Prepare Data for Deposition with pdb_extract and SF-Tool
Tools are available to help prepare data files for deposition with ADIT. Using these resources can help minimize errors, validate data, and save time during the deposition process.
pdb_extract extracts key details from the output files produced by many X-ray crystallographic and NMR applications. The program merges these data into mmCIF data files that can be used with ADIT for validation and deposition.
pdb_extract features include support for:
- Data from hybrid method experiments
- NCS and TLS ranges in BUSTER and REFMAC
- Improved mtz-to-mmCIF conversion
- Quality assessment of X-ray data
SF-Tool is a streamlined, web-based tool for validating X-ray, neutron, and hybrid experimental data. Visit sf-tool.rcsb.org to:
- Validate model coordinates against structure factor data
- Easily convert structure factor files between different formats (mmCIF, MTZ, CNS/CNX, XPLOR, SHELX, TNT, HKL2000, SCALEPACK, D*Trek, SAINT, and more)
- Check for and validate twinned or detwinned data
wwPDB News:
Special Symposium on PDB: Basis for Life Science and Drug Development
A special PDB symposium will be held on Saturday, October 13, 2012 at Hearton Hall in Osaka, Japan. The meeting is free and open to the public.
Presentations will include:
- wwPDB and its Impacts on Science and Society, Haruki Nakamura, Osaka University
- Impact of the Protein Data Bank on Drug Discovery, Stephen Kevin Burley, University of California at San Diego
- Molecular Nanomachines in Living Organisms-Exquisite Structural Design Far Beyond State-of-the-Art Nanotechnology, Keiichi Namba, Osaka University
For more information, see wwpdb.org.
Science as an open enterprise
The wwPDB's management of the PDB archive was highlighted as a major international data initiative with well-defined protocols for the selection and incorporation of new data and access to them in a report from The Royal Society on openness in scientific data. The full report, entitled Science as an open enterprise, is online at royalsociety.org.
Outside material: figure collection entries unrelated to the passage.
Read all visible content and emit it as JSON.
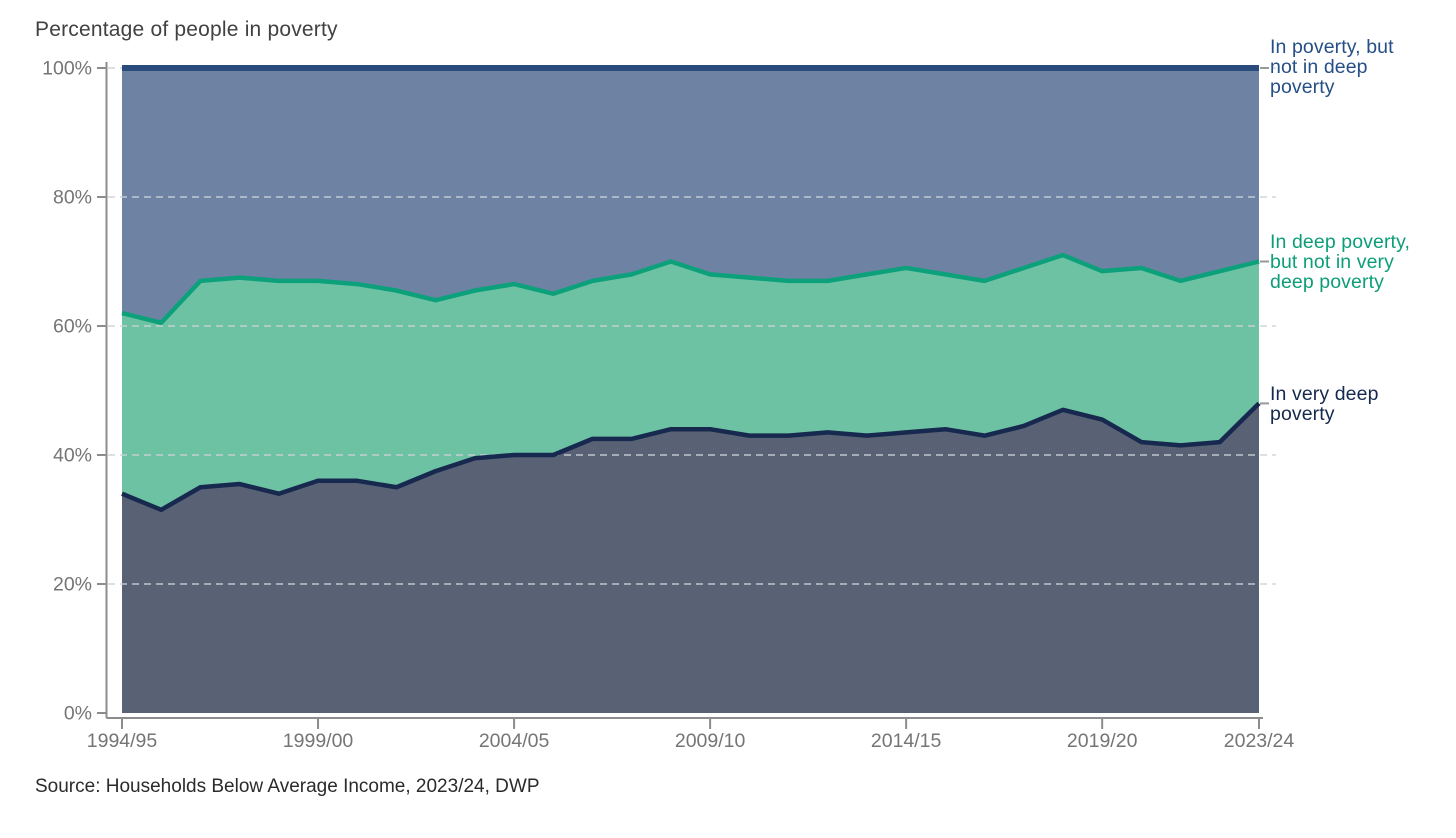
{
  "title": "Percentage of people in poverty",
  "source": "Source: Households Below Average Income, 2023/24, DWP",
  "legend": {
    "top": {
      "lines": [
        "In poverty, but",
        "not in deep",
        "poverty"
      ],
      "color": "#254f86"
    },
    "middle": {
      "lines": [
        "In deep poverty,",
        "but not in very",
        "deep poverty"
      ],
      "color": "#0d9e78"
    },
    "bottom": {
      "lines": [
        "In very deep",
        "poverty"
      ],
      "color": "#152a4e"
    }
  },
  "colors": {
    "background": "#ffffff",
    "title_text": "#414141",
    "axis_text": "#757575",
    "axis_line": "#8c8c8c",
    "gridline": "#cbd1d5",
    "source_text": "#2b2b2b",
    "legend_connector": "#999999"
  },
  "chart_data": {
    "type": "area",
    "stacked": true,
    "title": "Percentage of people in poverty",
    "xlabel": "",
    "ylabel": "",
    "ylim": [
      0,
      100
    ],
    "grid": "dashed horizontal at 20/40/60/80/100",
    "legend_position": "right, text labels beside final values",
    "x": [
      "1994/95",
      "1995/96",
      "1996/97",
      "1997/98",
      "1998/99",
      "1999/00",
      "2000/01",
      "2001/02",
      "2002/03",
      "2003/04",
      "2004/05",
      "2005/06",
      "2006/07",
      "2007/08",
      "2008/09",
      "2009/10",
      "2010/11",
      "2011/12",
      "2012/13",
      "2013/14",
      "2014/15",
      "2015/16",
      "2016/17",
      "2017/18",
      "2018/19",
      "2019/20",
      "2020/21",
      "2021/22",
      "2022/23",
      "2023/24"
    ],
    "x_tick_labels": [
      "1994/95",
      "1999/00",
      "2004/05",
      "2009/10",
      "2014/15",
      "2019/20",
      "2023/24"
    ],
    "y_ticks": [
      "0%",
      "20%",
      "40%",
      "60%",
      "80%",
      "100%"
    ],
    "series": [
      {
        "name": "In very deep poverty",
        "slug": "in-very-deep-poverty",
        "area_color": "#596275",
        "line_color": "#17294e",
        "line_width": 4.5,
        "cumulative_top": [
          34,
          31.5,
          35,
          35.5,
          34,
          36,
          36,
          35,
          37.5,
          39.5,
          40,
          40,
          42.5,
          42.5,
          44,
          44,
          43,
          43,
          43.5,
          43,
          43.5,
          44,
          43,
          44.5,
          47,
          45.5,
          42,
          41.5,
          42,
          48
        ]
      },
      {
        "name": "In deep poverty, but not in very deep poverty",
        "slug": "in-deep-poverty-not-very-deep",
        "area_color": "#6dc2a3",
        "line_color": "#0ca17b",
        "line_width": 4.5,
        "cumulative_top": [
          62,
          60.5,
          67,
          67.5,
          67,
          67,
          66.5,
          65.5,
          64,
          65.5,
          66.5,
          65,
          67,
          68,
          70,
          68,
          67.5,
          67,
          67,
          68,
          69,
          68,
          67,
          69,
          71,
          68.5,
          69,
          67,
          68.5,
          70
        ]
      },
      {
        "name": "In poverty, but not in deep poverty",
        "slug": "in-poverty-not-deep",
        "area_color": "#6e83a4",
        "line_color": "#2a4c7d",
        "line_width": 6,
        "cumulative_top": 100
      }
    ]
  }
}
- G. N. Murshudov, A. A. Vagin, E. J. Dodson. (1997) Refinement of macromolecular structures by the maximum-likelihood method. Acta Crystallogr. D53: 240-255.
- P. D. Adams, R. W. Grosse-Kunstleve, L.-W. Hung, T. R. Ioerger, A. j. McCoy, N. W. Moriarty, R. J. Read, J. C. Sacchettini, N. K. Sauter, T. C. Terwilliger. (2002) PHENIX: building new software for automated crystallographic structure determination. Acta Crystallographica D58: 1948-1954.
- A. A. Vaguine, J. Richelle, S. J. Wodak. (1999) SFCHECK: a unified set of procedures for evaluating the quality of macromolecular structure-factor data and their agreement with the atomic model. Acta Crystallogr D Biol Crystallogr 55: 191-205.